- Born: September 23, 2001 (age 24) Yantai, Shandong, China
- Other names: Davis Yan, 808Bass, Jiajia
- Occupations: Rapper; singer; songwriter; dancer; actor;
- Years active: 2015–present
- Television: X Fire, Produce Camp 2019
- Musical career
- Genres: Mandopop; Hip hop;
- Instruments: Vocals, Guitar
- Years active: 2015–present
- Label: Wajijiwa Entertainment;
- Member of: X Nine;
- Formerly of: R1SE
- Traditional Chinese: 焉栩嘉
- Simplified Chinese: 焉栩嘉

Standard Mandarin
- Hanyu Pinyin: Yān Xǔjiā

= Yan Xujia =

Chinese singer and actor

Yan Xujia (焉栩嘉 (Yān Xǔjiā)) is a Chinese rapper, singer, songwriter, dancer and actor.

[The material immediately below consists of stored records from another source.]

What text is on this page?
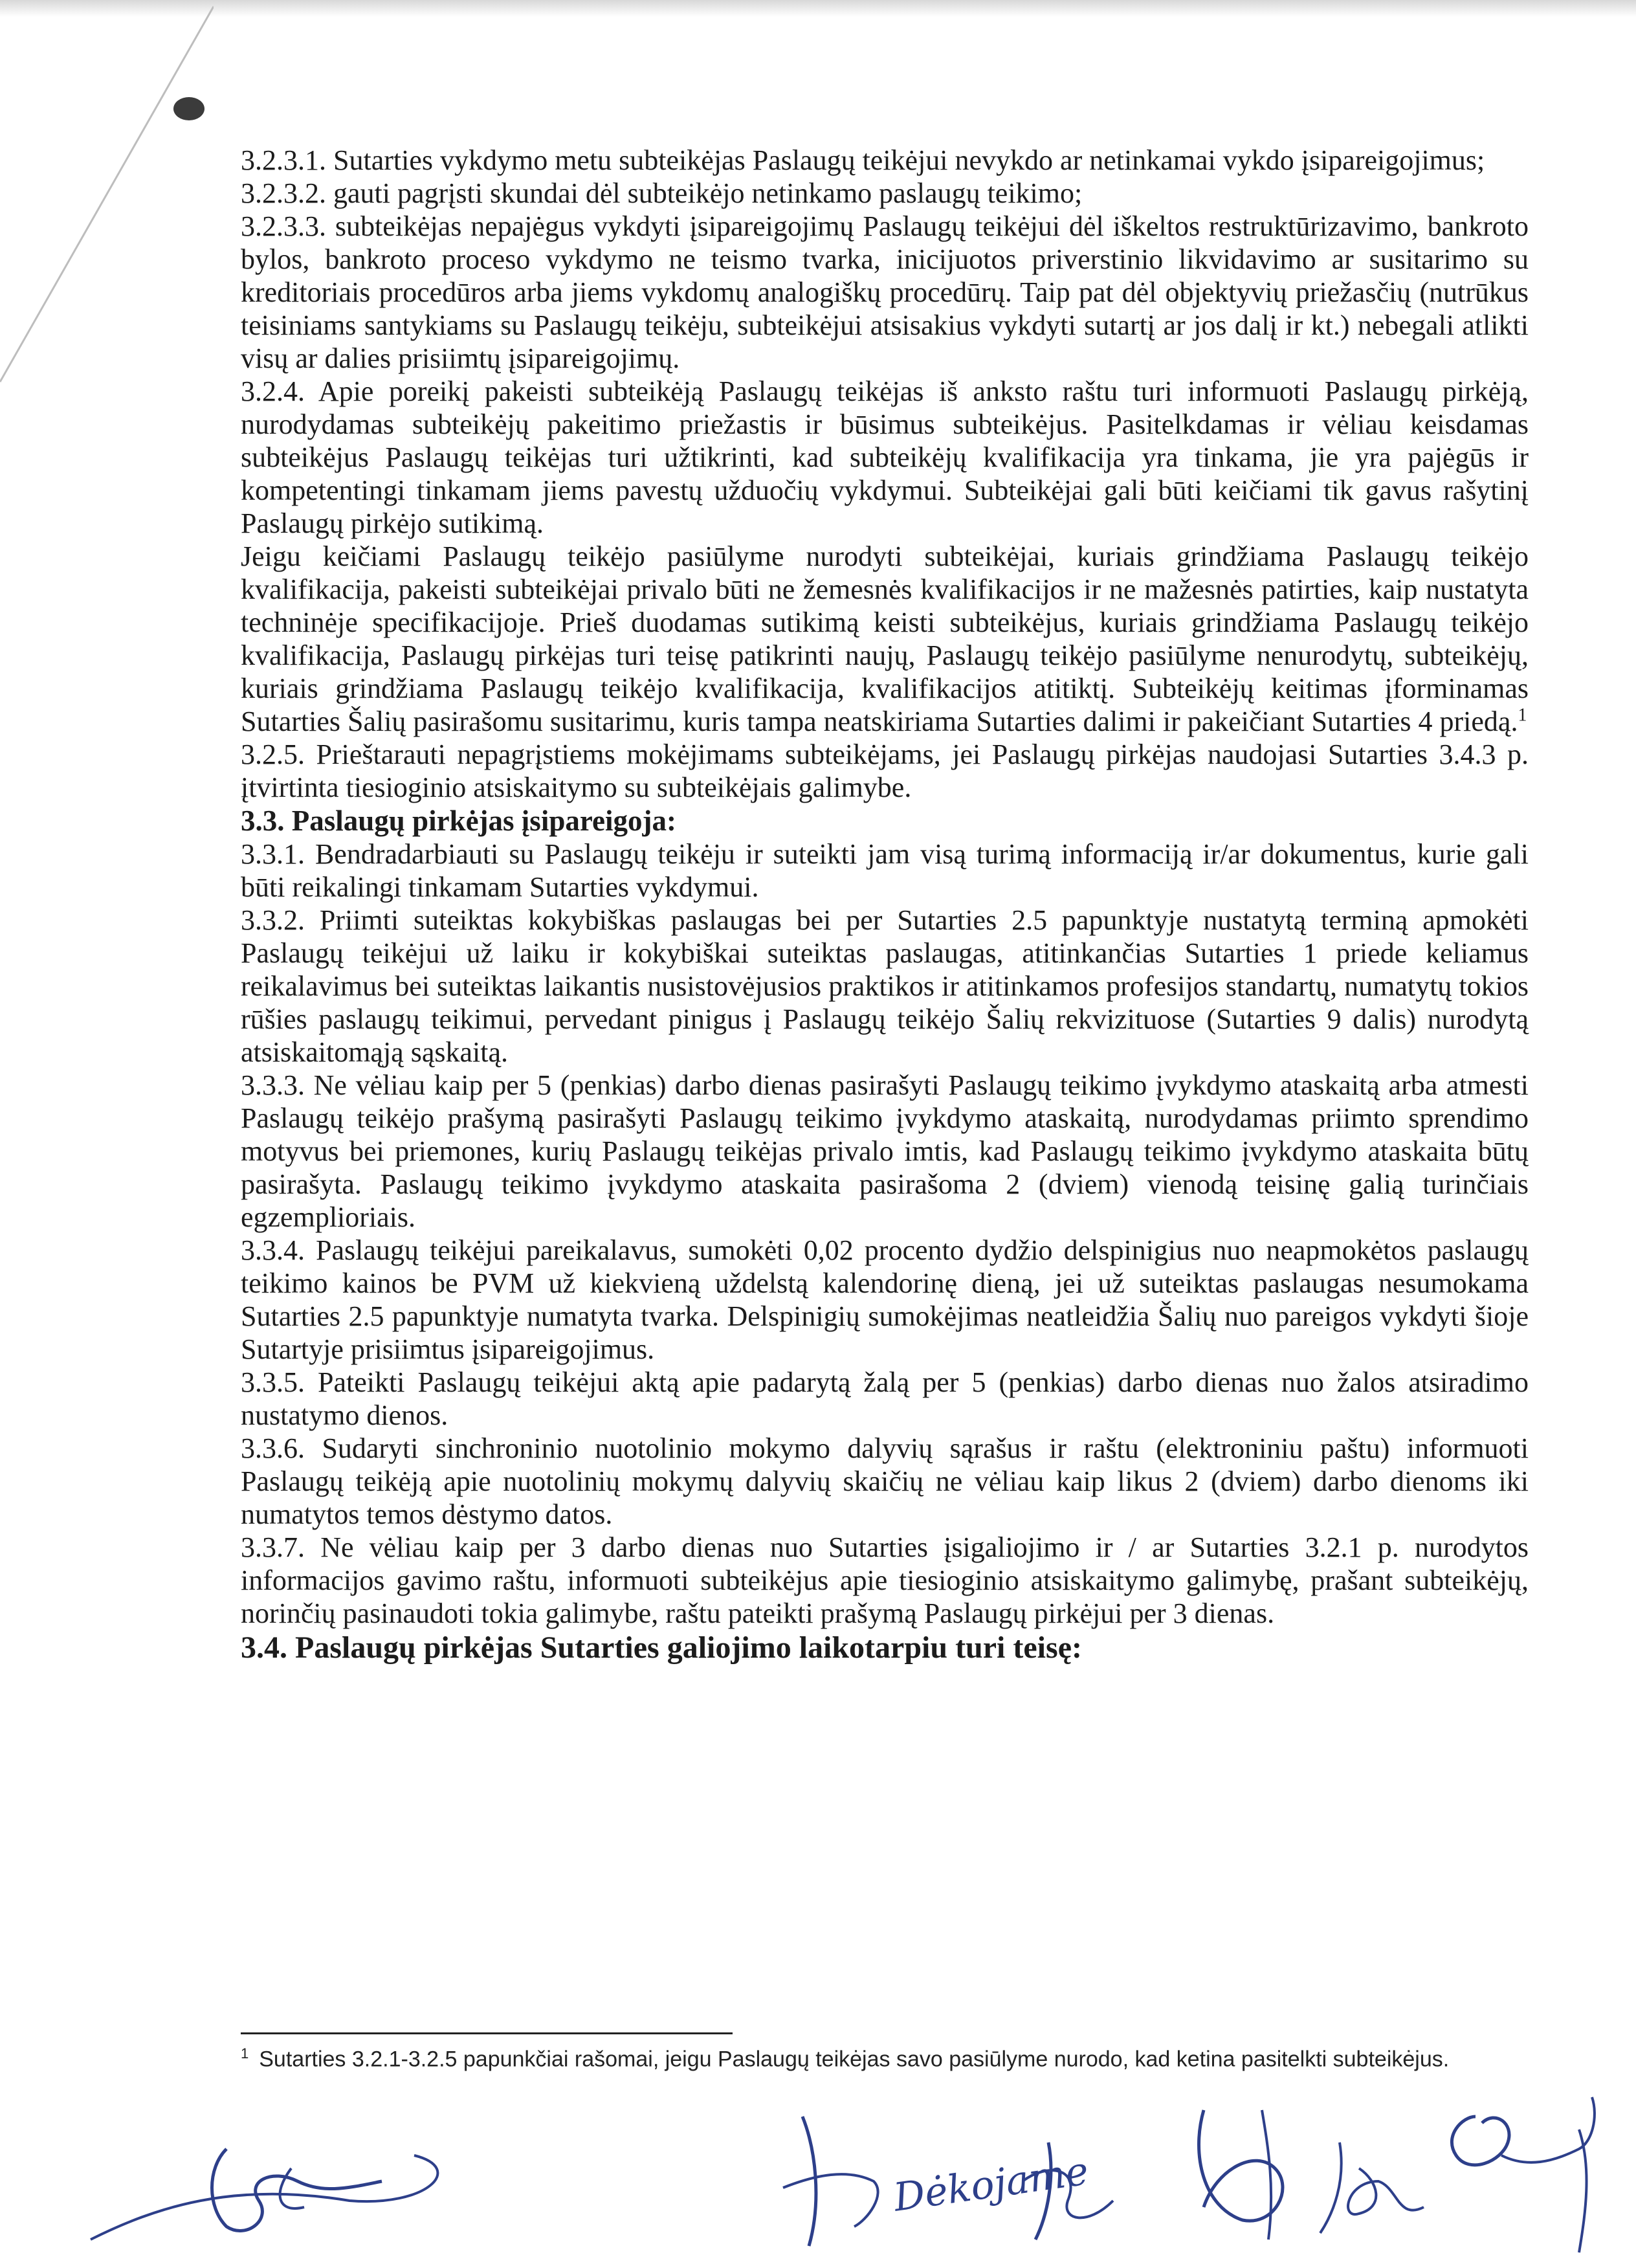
3.2.3.1. Sutarties vykdymo metu subteikėjas Paslaugų teikėjui nevykdo ar netinkamai vykdo įsipareigojimus;

3.2.3.2. gauti pagrįsti skundai dėl subteikėjo netinkamo paslaugų teikimo;

3.2.3.3. subteikėjas nepajėgus vykdyti įsipareigojimų Paslaugų teikėjui dėl iškeltos restruktūrizavimo, bankroto bylos, bankroto proceso vykdymo ne teismo tvarka, inicijuotos priverstinio likvidavimo ar susitarimo su kreditoriais procedūros arba jiems vykdomų analogiškų procedūrų. Taip pat dėl objektyvių priežasčių (nutrūkus teisiniams santykiams su Paslaugų teikėju, subteikėjui atsisakius vykdyti sutartį ar jos dalį ir kt.) nebegali atlikti visų ar dalies prisiimtų įsipareigojimų.

3.2.4. Apie poreikį pakeisti subteikėją Paslaugų teikėjas iš anksto raštu turi informuoti Paslaugų pirkėją, nurodydamas subteikėjų pakeitimo priežastis ir būsimus subteikėjus. Pasitelkdamas ir vėliau keisdamas subteikėjus Paslaugų teikėjas turi užtikrinti, kad subteikėjų kvalifikacija yra tinkama, jie yra pajėgūs ir kompetentingi tinkamam jiems pavestų užduočių vykdymui. Subteikėjai gali būti keičiami tik gavus rašytinį Paslaugų pirkėjo sutikimą.

Jeigu keičiami Paslaugų teikėjo pasiūlyme nurodyti subteikėjai, kuriais grindžiama Paslaugų teikėjo kvalifikacija, pakeisti subteikėjai privalo būti ne žemesnės kvalifikacijos ir ne mažesnės patirties, kaip nustatyta techninėje specifikacijoje. Prieš duodamas sutikimą keisti subteikėjus, kuriais grindžiama Paslaugų teikėjo kvalifikacija, Paslaugų pirkėjas turi teisę patikrinti naujų, Paslaugų teikėjo pasiūlyme nenurodytų, subteikėjų, kuriais grindžiama Paslaugų teikėjo kvalifikacija, kvalifikacijos atitiktį. Subteikėjų keitimas įforminamas Sutarties Šalių pasirašomu susitarimu, kuris tampa neatskiriama Sutarties dalimi ir pakeičiant Sutarties 4 priedą.$^1$

3.2.5. Prieštarauti nepagrįstiems mokėjimams subteikėjams, jei Paslaugų pirkėjas naudojasi Sutarties 3.4.3 p. įtvirtinta tiesioginio atsiskaitymo su subteikėjais galimybe.

3.3. Paslaugų pirkėjas įsipareigoja:

3.3.1. Bendradarbiauti su Paslaugų teikėju ir suteikti jam visą turimą informaciją ir/ar dokumentus, kurie gali būti reikalingi tinkamam Sutarties vykdymui.

3.3.2. Priimti suteiktas kokybiškas paslaugas bei per Sutarties 2.5 papunktyje nustatytą terminą apmokėti Paslaugų teikėjui už laiku ir kokybiškai suteiktas paslaugas, atitinkančias Sutarties 1 priede keliamus reikalavimus bei suteiktas laikantis nusistovėjusios praktikos ir atitinkamos profesijos standartų, numatytų tokios rūšies paslaugų teikimui, pervedant pinigus į Paslaugų teikėjo Šalių rekvizituose (Sutarties 9 dalis) nurodytą atsiskaitomąją sąskaitą.

3.3.3. Ne vėliau kaip per 5 (penkias) darbo dienas pasirašyti Paslaugų teikimo įvykdymo ataskaitą arba atmesti Paslaugų teikėjo prašymą pasirašyti Paslaugų teikimo įvykdymo ataskaitą, nurodydamas priimto sprendimo motyvus bei priemones, kurių Paslaugų teikėjas privalo imtis, kad Paslaugų teikimo įvykdymo ataskaita būtų pasirašyta. Paslaugų teikimo įvykdymo ataskaita pasirašoma 2 (dviem) vienodą teisinę galią turinčiais egzemplioriais.

3.3.4. Paslaugų teikėjui pareikalavus, sumokėti 0,02 procento dydžio delspinigius nuo neapmokėtos paslaugų teikimo kainos be PVM už kiekvieną uždelstą kalendorinę dieną, jei už suteiktas paslaugas nesumokama Sutarties 2.5 papunktyje numatyta tvarka. Delspinigių sumokėjimas neatleidžia Šalių nuo pareigos vykdyti šioje Sutartyje prisiimtus įsipareigojimus.

3.3.5. Pateikti Paslaugų teikėjui aktą apie padarytą žalą per 5 (penkias) darbo dienas nuo žalos atsiradimo nustatymo dienos.

3.3.6. Sudaryti sinchroninio nuotolinio mokymo dalyvių sąrašus ir raštu (elektroniniu paštu) informuoti Paslaugų teikėją apie nuotolinių mokymų dalyvių skaičių ne vėliau kaip likus 2 (dviem) darbo dienoms iki numatytos temos dėstymo datos.

3.3.7. Ne vėliau kaip per 3 darbo dienas nuo Sutarties įsigaliojimo ir / ar Sutarties 3.2.1 p. nurodytos informacijos gavimo raštu, informuoti subteikėjus apie tiesioginio atsiskaitymo galimybę, prašant subteikėjų, norinčių pasinaudoti tokia galimybe, raštu pateikti prašymą Paslaugų pirkėjui per 3 dienas.

3.4. Paslaugų pirkėjas Sutarties galiojimo laikotarpiu turi teisę:
$^1$ Sutarties 3.2.1-3.2.5 papunkčiai rašomai, jeigu Paslaugų teikėjas savo pasiūlyme nurodo, kad ketina pasitelkti subteikėjus.
Dėkojame
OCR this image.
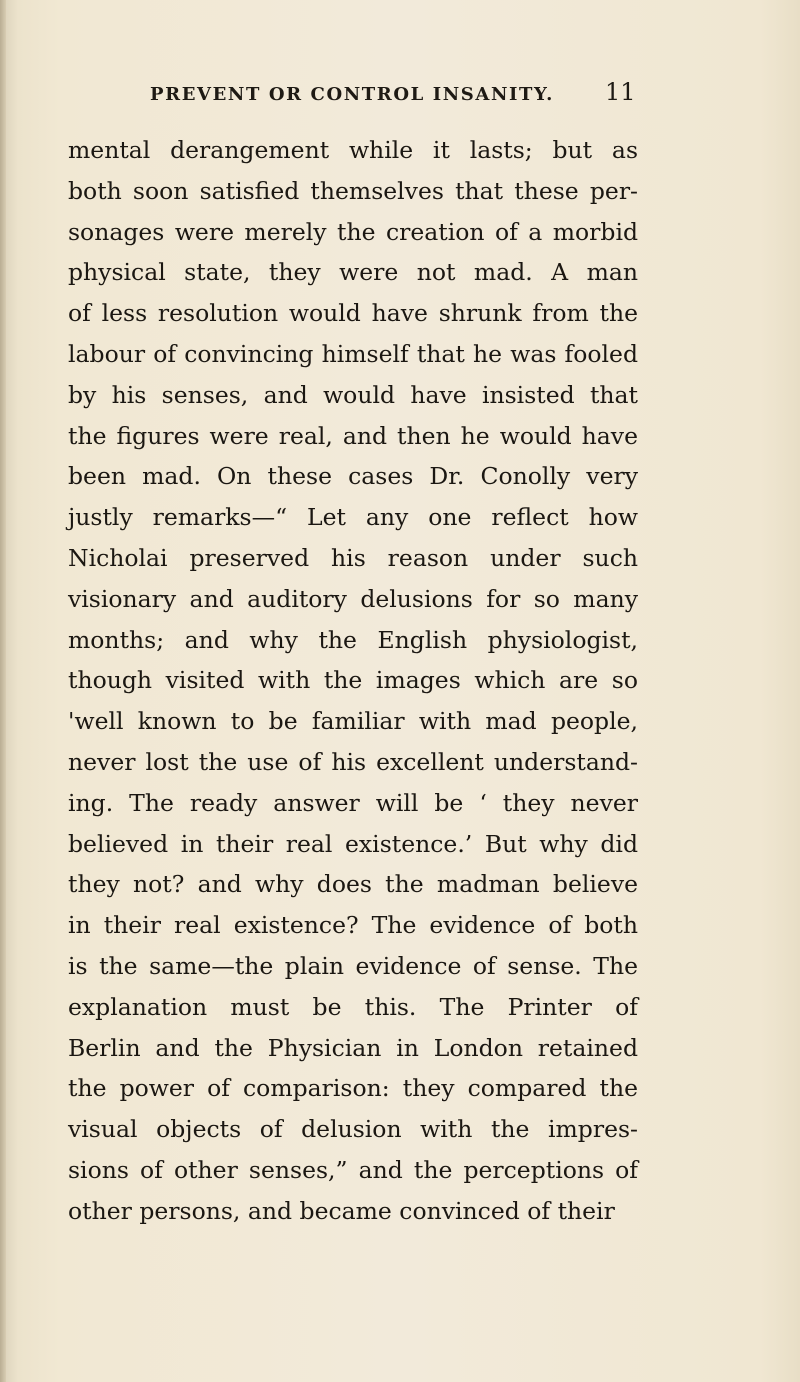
PREVENT OR CONTROL INSANITY. 11
mental derangement while it lasts; but as
both soon satisfied themselves that these per-
sonages were merely the creation of a morbid
physical state, they were not mad. A man
of less resolution would have shrunk from the
labour of convincing himself that he was fooled
by his senses, and would have insisted that
the figures were real, and then he would have
been mad. On these cases Dr. Conolly very
justly remarks—“ Let any one reflect how
Nicholai preserved his reason under such
visionary and auditory delusions for so many
months; and why the English physiologist,
though visited with the images which are so
'well known to be familiar with mad people,
never lost the use of his excellent understand-
ing. The ready answer will be ‘ they never
believed in their real existence.’ But why did
they not? and why does the madman believe
in their real existence? The evidence of both
is the same—the plain evidence of sense. The
explanation must be this. The Printer of
Berlin and the Physician in London retained
the power of comparison: they compared the
visual objects of delusion with the impres-
sions of other senses,” and the perceptions of
other persons, and became convinced of their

In 2015, he participated the program X-fire and debut as a member of X Nine. Later, he participated in Produce Camp 2019, finished third and debut as a member of R1SE.

== Early life and education ==
Yan was born on September 23, 2001, in Yantai, Shandong. He grew up in Shenzhen. In August 2020, he started his education at the Beijing Film Academy after being placed 23rd nationally in its admissions exams.

== Career ==

=== 2009-2015: Child actor ===
Having been interested in acting from a young age, Yan started his career as a child actor. He began filming advertisements and joining talent shows since 2009. His first acting role began in the 2012 film Legend of Zhong Kui. In March 2011, he filmed The Glamorous Imperial Concubine.

=== 2015-2019: X Nine ===
On July 21, 2015, he took part in the competition X Fire, where in the first episode, he was chosen to be in Li Yuchun's team. He was signed by EE-Media. On September 24, 2016, as part of X Nine, the album X Nine was released. On September 28, he debut as a member of the group X Nine, with Yan as a rapper on the team. He was later signed by Wajijiwa Entertainment.

=== 2019-2021: Produce Camp and R1SE ===

On April 6, 2019, Produce Camp 2019 was released on Tencent Video, with Yan as one of the competitors. On June 8, 2019, in the finals of Produce Camp 2019, Yan finished third with vote of 11,164,384, and debut as a member of the group R1SE. On that same night, the song R.1.S.E. was released as their debut song, which also served as the promo song for the 2019 film Men in Black: International. On June 9, the drama Gank Your Heart was released, in which Yan portraying a young genius Esports competitor. On August 6, the first EP for R1SE was released. On August 11, the mini group reality show Super R1SE was released on Tencent Video. On October 12, Yan participated in the Super Novae Games as part of R1SE. On November 16, R1SE started their national concert tour, beginning in Guangzhou, the second concert was held in Chongqing. However, the third concert in Shanghai was cancelled due to COVID-19. Later, the documentary Autumn with 11 Youths was released on December 1, documenting R1SE crossing paths with youths of their age, and exploring different ways of life. The group's second EP was released as the same time as the documentary.

On January 19, 2020, Yan guest starred on the Hunan TV variety show Happy Camp. On May 29, Yan participated in the competition We Are Blazing as a member of R1SE. On June 12, the anniversary EP of R1SE was released. On June 14, R1SE was disbanded, and Yan updated his Weibo account to include X Nine as part of his account name. In June, Yan was part of filming of a school drama Please Class Mate. The drama was released on April 24, 2021.